En décidant de livrer Habré à son ennemi : Le Sénégal tourne le dos au droit – Walf Fadjri
Le gouvernement sénégalais a annoncé, hier, l’extradition de Hissène Habré par vol spécial lundi vers le Tchad. Mais, cette mesure gouvernementale, qui fait suite à la demande de l’Union africaine de voir le Sénégal juger rapidement l’ancien président tchadien ou à défaut de l’extrader vers un autre pays, est loin d’être conforme au droit.
Lors du dernier sommet de l’Union africaine tenu à Malabo, auquel le président Wade n’a pas pris part, les chefs d’Etat et de gouvernement africains avaient recommandé au gouvernement sénégalais de faire juger Habré, qui vit depuis une vingtaine d’années au Sénégal, sinon de l’extrader vers un autre pays. Dans la requête de l’Ua, il n’est nullement demandé au président Wade de renvoyer le Tchadien vers son pays d’origine, mais de ‘le faire rapidement juger ou l’extrader vers un autre pays’.
En parlant d’un autre pays, d’ailleurs, les dirigeants africains avaient certainement à l’esprit la Belgique, pays qui avait, en juillet 2006, fait une demande d’extradition de l’ancien dirigeant tchadien auprès des autorités sénégalaises pour y être jugé pour des crimes de guerre, torture et crime contre l’humanité. On se rappelle que, à l’époque, Me Wade avait opposé un veto catégorique et, malgré les pressions, il n’avait pas cédé.Aussi, la question que l’on se pose est celle-ci : la mesure d’extradition annoncée hier est-elle juste en droit ? D’après Me Mbaye Dieng, avocat au barreau de Dakar, ‘l’extradition est une mesure judiciaire qui permet à une personne de conserver ses droits en changeant de lieu où il doit être jugé’.L’avocat précise ainsi que la décision d’extrader Habré telle qu’annoncée par le gouvernement est, en ce sens, une ‘mesure administrative’. En tant que telle, elle ne peut primer sur une décision de justice. ‘Pour quelqu’un qui a été condamné à mort par contumace dans son pays d’origine, une telle mesure est une entorse au droit’, ajoute-t-il.

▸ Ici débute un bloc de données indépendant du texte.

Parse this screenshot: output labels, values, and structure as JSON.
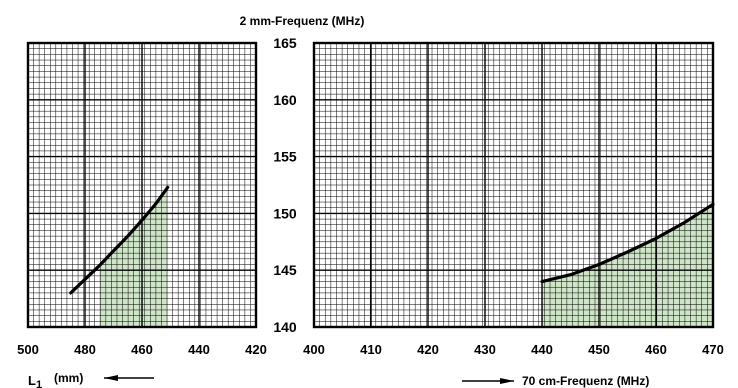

Par ailleurs, la mesure gouvernementale semble avoir été prise sans considérer le statut particulier de l’ancien dirigeant tchadien. Depuis sa chute, Hissène Habré s’est réfugié au Sénégal où il bénéficie du statut de réfugié. Or, l’article 33 de la Convention de Genève relatif au statut de réfugié, stipule : ‘Un réfugié ne peut être extradé vers un pays où il craint pour sa vie’. D’où l’interrogation de Me Dieng : ’Pourquoi extrader un réfugié sous protection vers un pays où il risque d’être exécuté plutôt que vers la Belgique où il est certain de bénéficier d’un procès équitable ?’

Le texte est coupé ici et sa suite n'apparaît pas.